A Reuters poll had forecast a 0.4 percent rise in employment on the previous quarter with the unemployment rate staying steady at 3.7 percent.
$NZ Up, Bonds Steady
The New Zealand dollar jumped to US$0.6858/61 from US$0.6840/45 just before the data, while NZ government bond yields were little changed.
New Zealand’s unemployment rate has trended down since December 2002 and is the lowest among the 27 members of the Organisation for Economic Cooperation and Development, where the average rate is 6.5 percent.
The economy has added 72,000 jobs in the past year, with a record 68.2 percent of the population in the workforce, defying expectations that a slowing economy would ease constraints.
A business survey in September showed a net 43 percent of respondents said they were having trouble finding skilled staff and 23 percent unskilled staff.
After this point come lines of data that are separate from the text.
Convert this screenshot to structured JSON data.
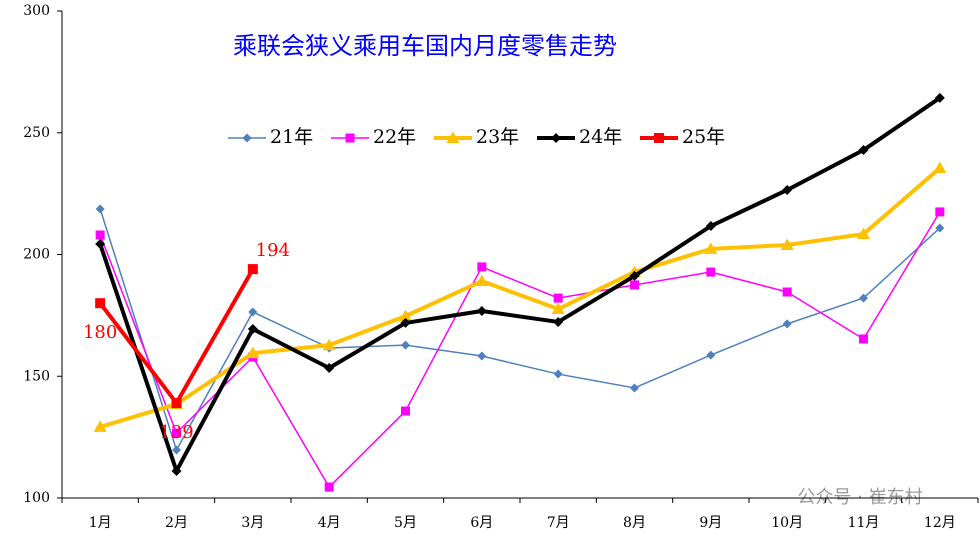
{
  "chart_data": {
    "type": "line",
    "title": "乘联会狭义乘用车国内月度零售走势",
    "categories": [
      "1月",
      "2月",
      "3月",
      "4月",
      "5月",
      "6月",
      "7月",
      "8月",
      "9月",
      "10月",
      "11月",
      "12月"
    ],
    "series": [
      {
        "name": "21年",
        "color": "#4f81bd",
        "marker": "diamond",
        "line_width": 1.5,
        "values": [
          218.7,
          119.7,
          176.4,
          161.6,
          162.8,
          158.3,
          150.9,
          145.2,
          158.7,
          171.5,
          182.1,
          210.9
        ]
      },
      {
        "name": "22年",
        "color": "#ff00ff",
        "marker": "square",
        "line_width": 1.5,
        "values": [
          208,
          126.7,
          157.9,
          104.5,
          135.7,
          194.9,
          182.1,
          187.5,
          192.8,
          184.6,
          165.3,
          217.5
        ]
      },
      {
        "name": "23年",
        "color": "#ffc000",
        "marker": "triangle",
        "line_width": 4,
        "values": [
          129.2,
          138.6,
          159.5,
          162.8,
          174.7,
          189.1,
          177.6,
          192.8,
          202.3,
          203.9,
          208.4,
          235.5
        ]
      },
      {
        "name": "24年",
        "color": "#000000",
        "marker": "diamond",
        "line_width": 4,
        "values": [
          204.3,
          111.1,
          169.4,
          153.4,
          171.9,
          176.8,
          172.3,
          191.2,
          211.7,
          226.5,
          242.9,
          264.3
        ]
      },
      {
        "name": "25年",
        "color": "#ff0000",
        "marker": "square",
        "line_width": 4,
        "data_labels": true,
        "values": [
          180,
          139,
          194,
          null,
          null,
          null,
          null,
          null,
          null,
          null,
          null,
          null
        ]
      }
    ],
    "ylim": [
      100,
      300
    ],
    "yticks": [
      100,
      150,
      200,
      250,
      300
    ],
    "watermark": "公众号 · 崔东村"
  }
}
The hawkish central bank said last month inflation pressures were not easing enough because of the rampant housing sector and consumer demand, as well as higher oil prices.
Inflation in the year through September was 3.4 percent, the highest in nearly five years and above the Reserve Bank’s target range of one to three percent.
Forecasters are divided on whether further rate rises are likely next month.
Eight of 15 economists in a November 4 Reuters poll expected no change to the benchmark rate at the next scheduled review on December 8, but the chances of a rate rise are put at 45 percent.